Two California healthcare workers are suing their local union and the government for illegally collecting dues payments.
Jeffery Lum and Andrew Li are leading a class action lawsuit against SEIU Local 521, alleging that the union illegally docked their paychecks for dues money. Lum and Li are pharmacists at the Santa Clara Valley Medical Center, a county-owned hospital that primarily serves Medicaid, Medicare, and Obamacare beneficiaries, as well as trauma patients.
The pair opted out of union membership and chose to become agency fee payers, allowing them to pay solely for representational activities, rather than the union’s political activities. The suit, filed in a San Jose district court, contends that the union delayed refunding the workers for their dues.
"Local 521, during the entire 2013 fee year, collected from Plaintiffs and other objecting nonmembers agency fees equal to full union dues," the lawsuit filed by attorneys at the National Right to Work (NRTW) Legal Defense Foundation says. "Local 521 did not rebate the non-chargeable fees it collected during the 2013 fee year to Plaintiffs … until March 2014."
When the union finally returned Lum and Li’s money, it refused to pay interest on the fees, which the lawsuit contends counts as an illegal interest-free loan to the labor group.
"Local 521, on information and belief, has used non-chargeable fees collected during fee year 2013 from Plaintiffs and other objecting nonmembers to support its political, ideological, and other non-bargaining activities," the suit says.
Local 521 collected $30 million in dues money from its 56,000 members and agency fee payers, who work mostly in the healthcare sector, according to federal labor disclosure filings. It spent more than $6 million on representational activities in the year, while shelling out half a million dollars in political spending and $8 million for union overhead and management costs.
Nearly 30 percent of its membership pays agency fees, rather than full dues. The union could potentially have boosted its coffers by hundreds of thousands of dollars per year if it treated all 15,000 of its agency fee payers as it allegedly did Lum and Li.
Local 521 did not respond to request for comment. A spokeswoman at the medical center declined to comment, saying that only the county could comment on the case. The county did not respond to request for comment.
The case does not just aim to recover Lum and Li’s union contribution; it also strikes at the foundation of forced unionism.

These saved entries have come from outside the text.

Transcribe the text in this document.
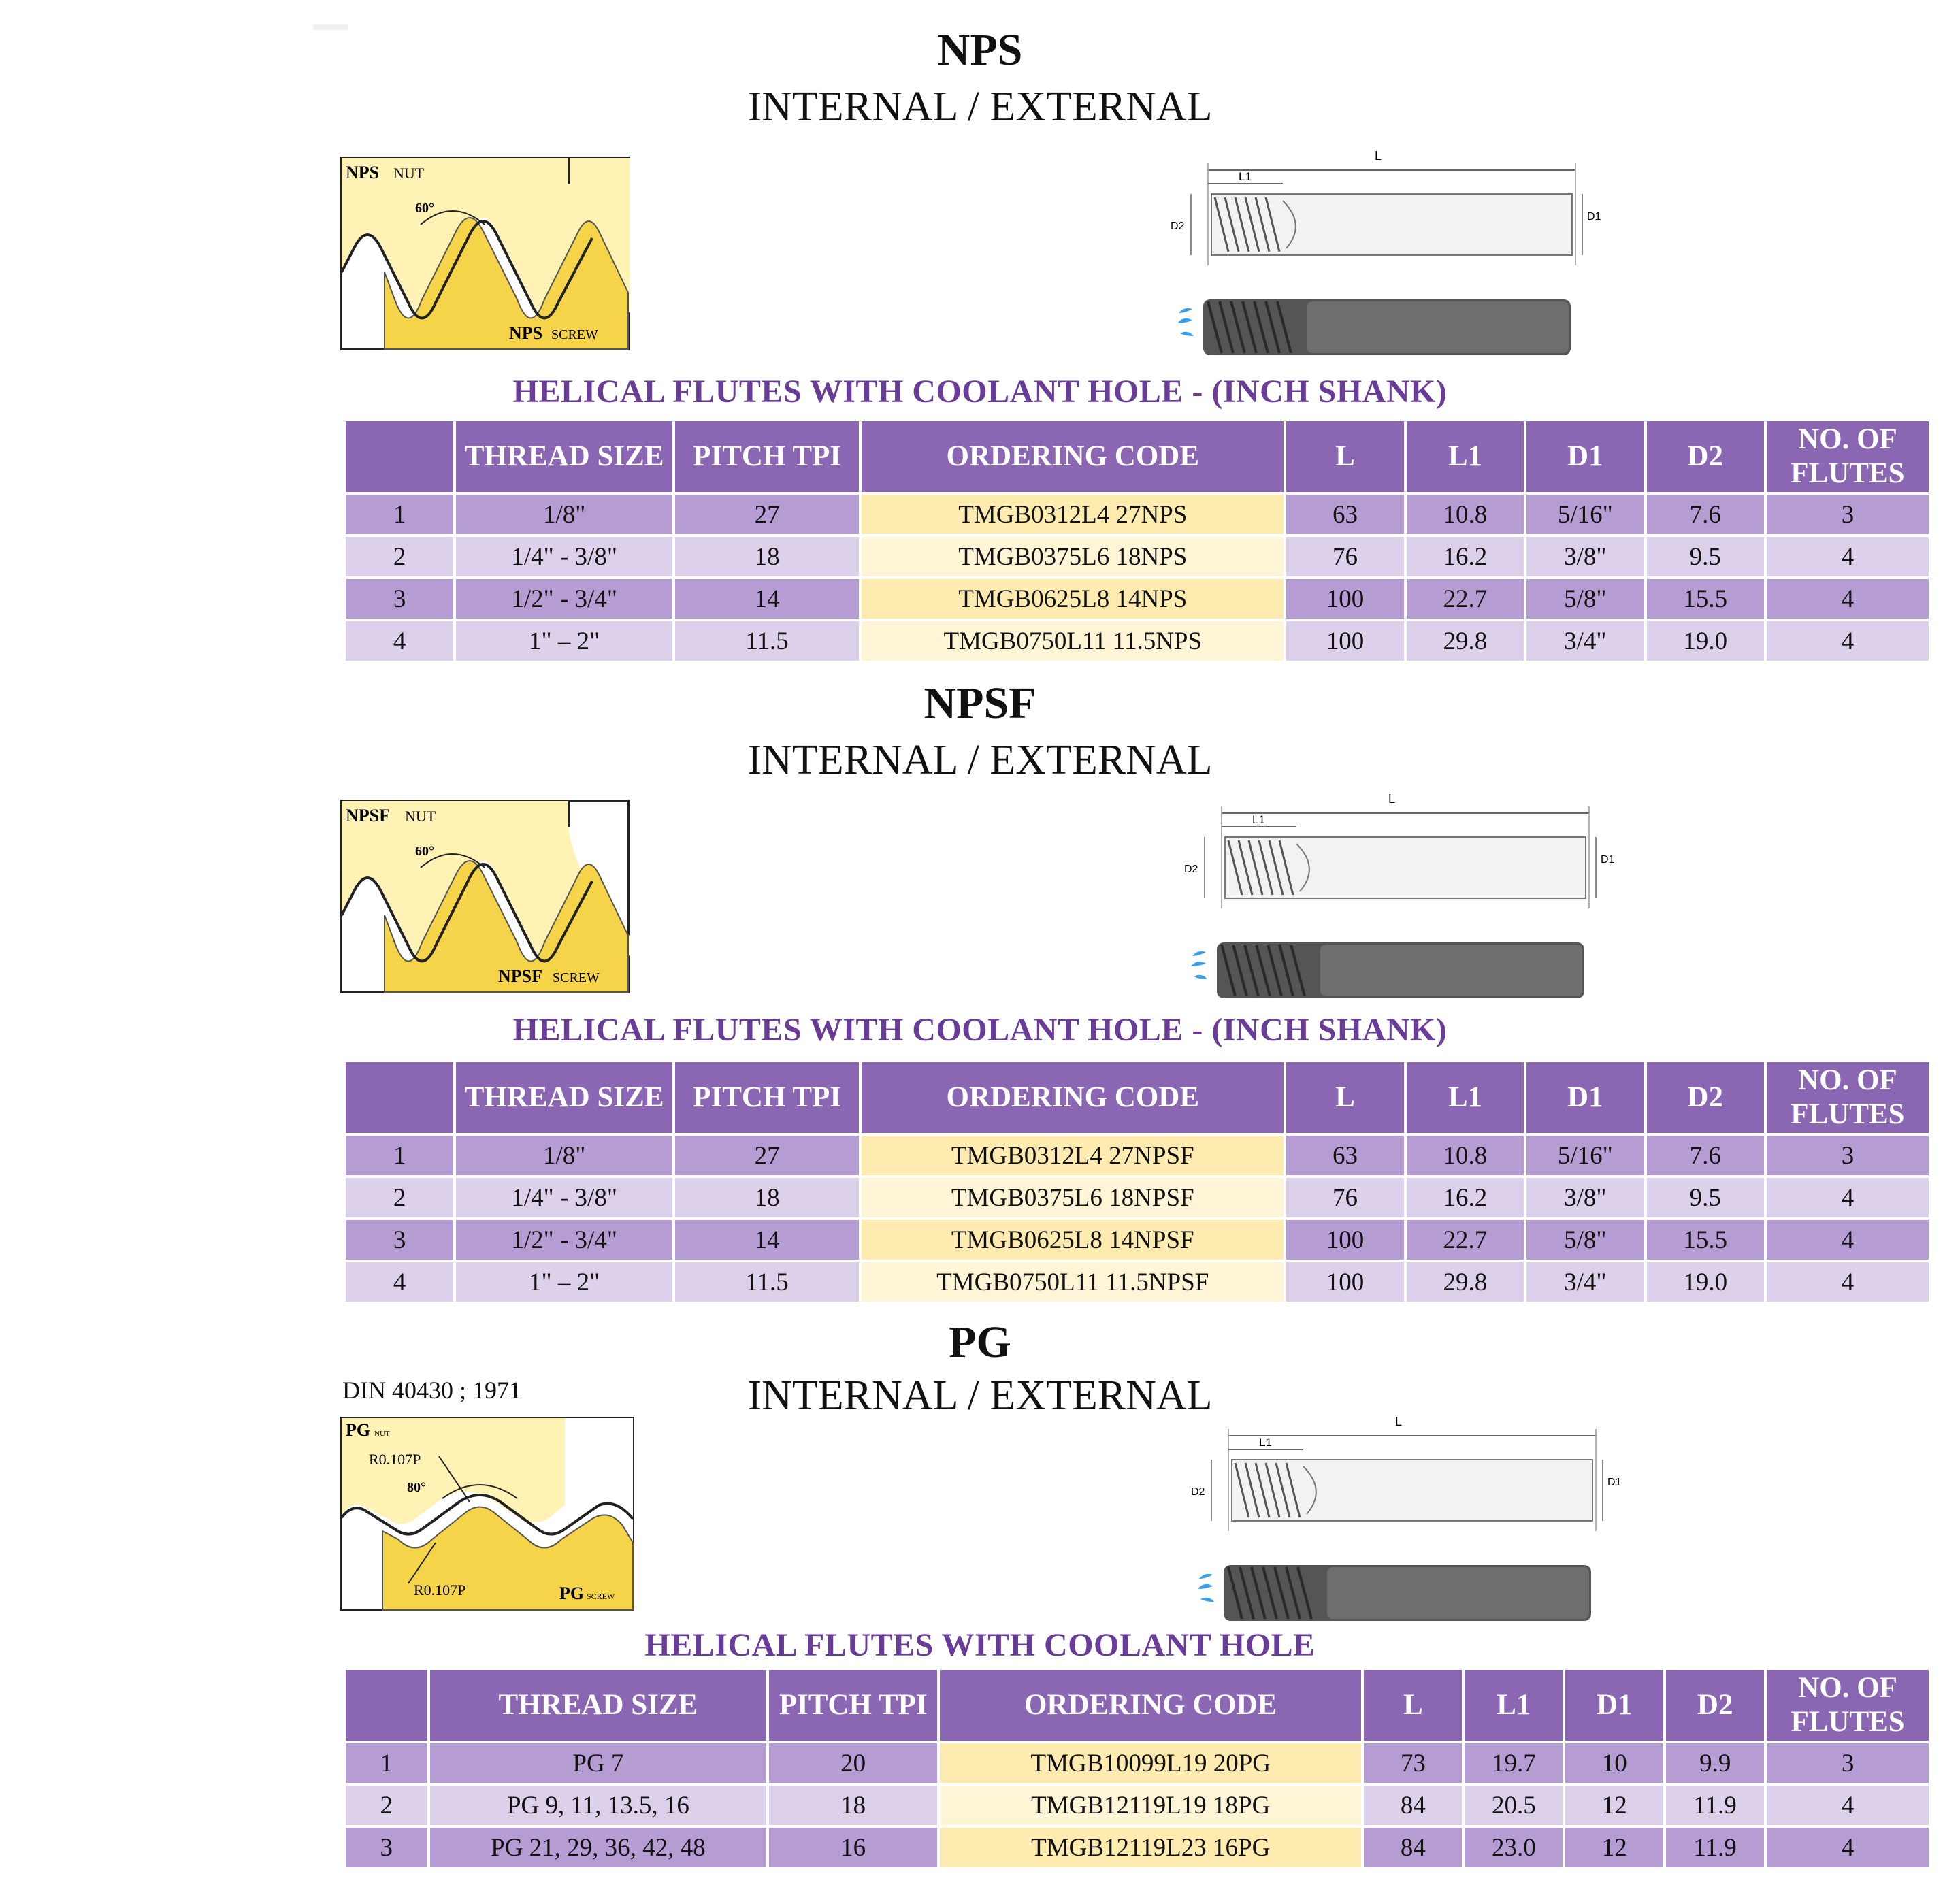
NPS
INTERNAL / EXTERNAL
NPS NUT
60°
NPS SCREW
L
L1
D2
D1
HELICAL FLUTES WITH COOLANT HOLE - (INCH SHANK)
	THREAD SIZE	PITCH TPI	ORDERING CODE	L	L1	D1	D2	NO. OF FLUTES
1	1/8"	27	TMGB0312L4 27NPS	63	10.8	5/16"	7.6	3
2	1/4" - 3/8"	18	TMGB0375L6 18NPS	76	16.2	3/8"	9.5	4
3	1/2" - 3/4"	14	TMGB0625L8 14NPS	100	22.7	5/8"	15.5	4
4	1" – 2"	11.5	TMGB0750L11 11.5NPS	100	29.8	3/4"	19.0	4
NPSF
INTERNAL / EXTERNAL
NPSF NUT
60°
NPSF SCREW
L
L1
D2
D1
HELICAL FLUTES WITH COOLANT HOLE - (INCH SHANK)
	THREAD SIZE	PITCH TPI	ORDERING CODE	L	L1	D1	D2	NO. OF FLUTES
1	1/8"	27	TMGB0312L4 27NPSF	63	10.8	5/16"	7.6	3
2	1/4" - 3/8"	18	TMGB0375L6 18NPSF	76	16.2	3/8"	9.5	4
3	1/2" - 3/4"	14	TMGB0625L8 14NPSF	100	22.7	5/8"	15.5	4
4	1" – 2"	11.5	TMGB0750L11 11.5NPSF	100	29.8	3/4"	19.0	4
PG
INTERNAL / EXTERNAL
DIN 40430 ; 1971
PG NUT
R0.107P
80°
R0.107P	PG SCREW
L
L1
D2
D1
HELICAL FLUTES WITH COOLANT HOLE
	THREAD SIZE	PITCH TPI	ORDERING CODE	L	L1	D1	D2	NO. OF FLUTES
1	PG 7	20	TMGB10099L19 20PG	73	19.7	10	9.9	3
2	PG 9, 11, 13.5, 16	18	TMGB12119L19 18PG	84	20.5	12	11.9	4
3	PG 21, 29, 36, 42, 48	16	TMGB12119L23 16PG	84	23.0	12	11.9	4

The lawsuit argues that the county government is unfairly forcing healthcare workers to join SEIU as a condition of employment. This violates the precedent the Supreme Court set in June’s Quinn v. Harris, according to NRTW. The Supreme Court ruled that the state of Illinois violated the rights of a home healthcare worker forced to pay union dues while caring for her disabled child. That decision was limited to Illinois, but led to a number of legal challenges at the state and local level.
"Since the Supreme Court has questioned the legal underpinnings of the opt-out requirements, Plaintiffs hereby seek judicial reconsideration of the ‘opt-out’ requirement," the lawsuit says. "The County has and continues to seize, and Local 521 has and continues to accept, agency fees from Plaintiffs’ wages in violation of Plaintiffs’ First and Fourteenth Amendment rights."
NRTW president Mark Mix said that the workers’ experience demonstrates the need to protect the individual rights of assembly for workers at the local, state, and national level. He urged government officials to adopt right to work laws that have been passed in 24 states to give workers a choice.
"Union bosses have government-granted power to compel workers to fund their political activities unless workers object—a power granted to no other private organization in our country," he said in a release. "The First Amendment right for workers who refrain from union membership to automatically not pay union dues for politics is long overdue."